Gageons qu’Ervé ne pense pas autrement, lui qui se situe aux antipodes de l’auto-apitoiement et s’est gorgé de livres. Ses écrivains de prédilection se nomment Jack Kerouac, André Brink, John Fante, Arthur Rimbaud, dont il garde, dans son baluchon, Une saison en enfer« Depuis longtemps je taquine la rue. Aujourd’hui encore. Guidé par mes failles, mes blessures, j’arpente trottoirs bitumeux ou sentiers poussiéreux. Partout le même bitume. Partout les mêmes poussières âcres. Ô comme j’aimerais trouver un trou de verdure où chante une rivière mais je ne suis pas ce dormeur », lit-on dans Ecritures carnassières.
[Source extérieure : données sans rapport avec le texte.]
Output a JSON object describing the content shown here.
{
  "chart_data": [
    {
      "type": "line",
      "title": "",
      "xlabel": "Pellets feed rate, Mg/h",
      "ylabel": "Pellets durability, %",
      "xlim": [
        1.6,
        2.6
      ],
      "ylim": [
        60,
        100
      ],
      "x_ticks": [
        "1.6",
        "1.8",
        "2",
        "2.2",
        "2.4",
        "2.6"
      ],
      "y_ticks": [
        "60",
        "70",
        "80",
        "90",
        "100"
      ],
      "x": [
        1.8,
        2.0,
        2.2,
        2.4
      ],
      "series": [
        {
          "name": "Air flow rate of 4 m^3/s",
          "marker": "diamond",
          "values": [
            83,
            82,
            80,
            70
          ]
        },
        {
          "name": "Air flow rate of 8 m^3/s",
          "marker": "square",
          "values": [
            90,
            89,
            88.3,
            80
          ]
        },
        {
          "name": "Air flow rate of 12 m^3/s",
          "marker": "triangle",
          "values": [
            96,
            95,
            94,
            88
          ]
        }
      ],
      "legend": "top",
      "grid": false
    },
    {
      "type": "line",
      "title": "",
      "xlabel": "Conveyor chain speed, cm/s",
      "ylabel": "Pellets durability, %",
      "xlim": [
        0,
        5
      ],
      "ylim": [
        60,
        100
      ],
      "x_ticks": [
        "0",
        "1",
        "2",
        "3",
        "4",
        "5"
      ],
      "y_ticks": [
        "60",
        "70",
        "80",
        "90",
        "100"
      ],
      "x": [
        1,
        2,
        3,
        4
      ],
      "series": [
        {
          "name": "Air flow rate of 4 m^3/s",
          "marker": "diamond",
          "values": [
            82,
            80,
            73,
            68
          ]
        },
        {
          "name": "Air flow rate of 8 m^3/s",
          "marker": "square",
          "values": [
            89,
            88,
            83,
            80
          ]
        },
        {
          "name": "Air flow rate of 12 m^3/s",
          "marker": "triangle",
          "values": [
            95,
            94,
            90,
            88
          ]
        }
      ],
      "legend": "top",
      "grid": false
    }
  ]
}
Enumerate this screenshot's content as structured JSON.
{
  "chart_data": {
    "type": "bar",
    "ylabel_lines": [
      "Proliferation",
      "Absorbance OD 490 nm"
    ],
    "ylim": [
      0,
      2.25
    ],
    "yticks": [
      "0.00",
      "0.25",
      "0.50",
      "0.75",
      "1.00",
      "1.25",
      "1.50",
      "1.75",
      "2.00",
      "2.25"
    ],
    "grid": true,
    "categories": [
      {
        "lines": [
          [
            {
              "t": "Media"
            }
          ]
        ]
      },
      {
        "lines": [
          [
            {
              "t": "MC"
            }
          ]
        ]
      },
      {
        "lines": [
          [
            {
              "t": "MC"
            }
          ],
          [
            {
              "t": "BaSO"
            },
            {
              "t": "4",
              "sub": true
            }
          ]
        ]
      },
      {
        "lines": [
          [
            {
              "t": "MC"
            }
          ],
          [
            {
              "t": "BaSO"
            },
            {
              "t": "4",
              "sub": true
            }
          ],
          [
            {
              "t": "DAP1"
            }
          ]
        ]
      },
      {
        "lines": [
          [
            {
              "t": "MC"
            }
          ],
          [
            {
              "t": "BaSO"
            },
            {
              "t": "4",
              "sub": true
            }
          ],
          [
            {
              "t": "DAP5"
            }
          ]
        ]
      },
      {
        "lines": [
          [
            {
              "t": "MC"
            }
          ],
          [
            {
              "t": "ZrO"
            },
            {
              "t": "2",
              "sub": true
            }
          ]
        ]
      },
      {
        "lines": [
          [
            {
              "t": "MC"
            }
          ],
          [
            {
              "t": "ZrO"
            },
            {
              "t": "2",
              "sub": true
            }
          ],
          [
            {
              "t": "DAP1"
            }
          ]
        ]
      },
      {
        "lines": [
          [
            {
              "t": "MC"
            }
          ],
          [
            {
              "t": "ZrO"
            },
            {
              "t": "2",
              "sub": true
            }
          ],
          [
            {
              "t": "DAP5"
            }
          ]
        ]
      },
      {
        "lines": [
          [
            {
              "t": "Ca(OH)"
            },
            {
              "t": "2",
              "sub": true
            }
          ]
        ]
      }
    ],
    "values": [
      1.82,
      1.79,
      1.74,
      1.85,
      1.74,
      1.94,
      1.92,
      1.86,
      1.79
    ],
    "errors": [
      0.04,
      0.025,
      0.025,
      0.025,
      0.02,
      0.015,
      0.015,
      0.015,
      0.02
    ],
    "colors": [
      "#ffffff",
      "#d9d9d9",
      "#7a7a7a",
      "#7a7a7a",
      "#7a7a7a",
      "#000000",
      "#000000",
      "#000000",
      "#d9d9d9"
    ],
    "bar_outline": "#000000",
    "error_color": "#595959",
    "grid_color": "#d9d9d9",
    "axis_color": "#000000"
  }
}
Un style négligé et sanglé

Cependant, le seul écrivain qu’Ervé cite nommément dans son livre est, sans grande surprise, Charles Bukowski, qui, comme lui, buvait beaucoup, conjuguait réalisme et poésie. « Il écrivait parce qu’il savait qu’il allait mourir et qu’en attendant il fallait tuer le temps. Alors il écrivait des choses merveilleusement épouvantables sur la vie. » Avec « Hank », Ervé partage un style à la fois négligé et sanglé. Il ne répugne ni à la trivialité ni aux tournures parfois précieuses. A cette aune, il est le lointain héritier des ballades du nomade François Villon, de La Chanson des gueux, de Jean Richepin (1876), ou du Miracle de la rose, de Jean Genet (1946).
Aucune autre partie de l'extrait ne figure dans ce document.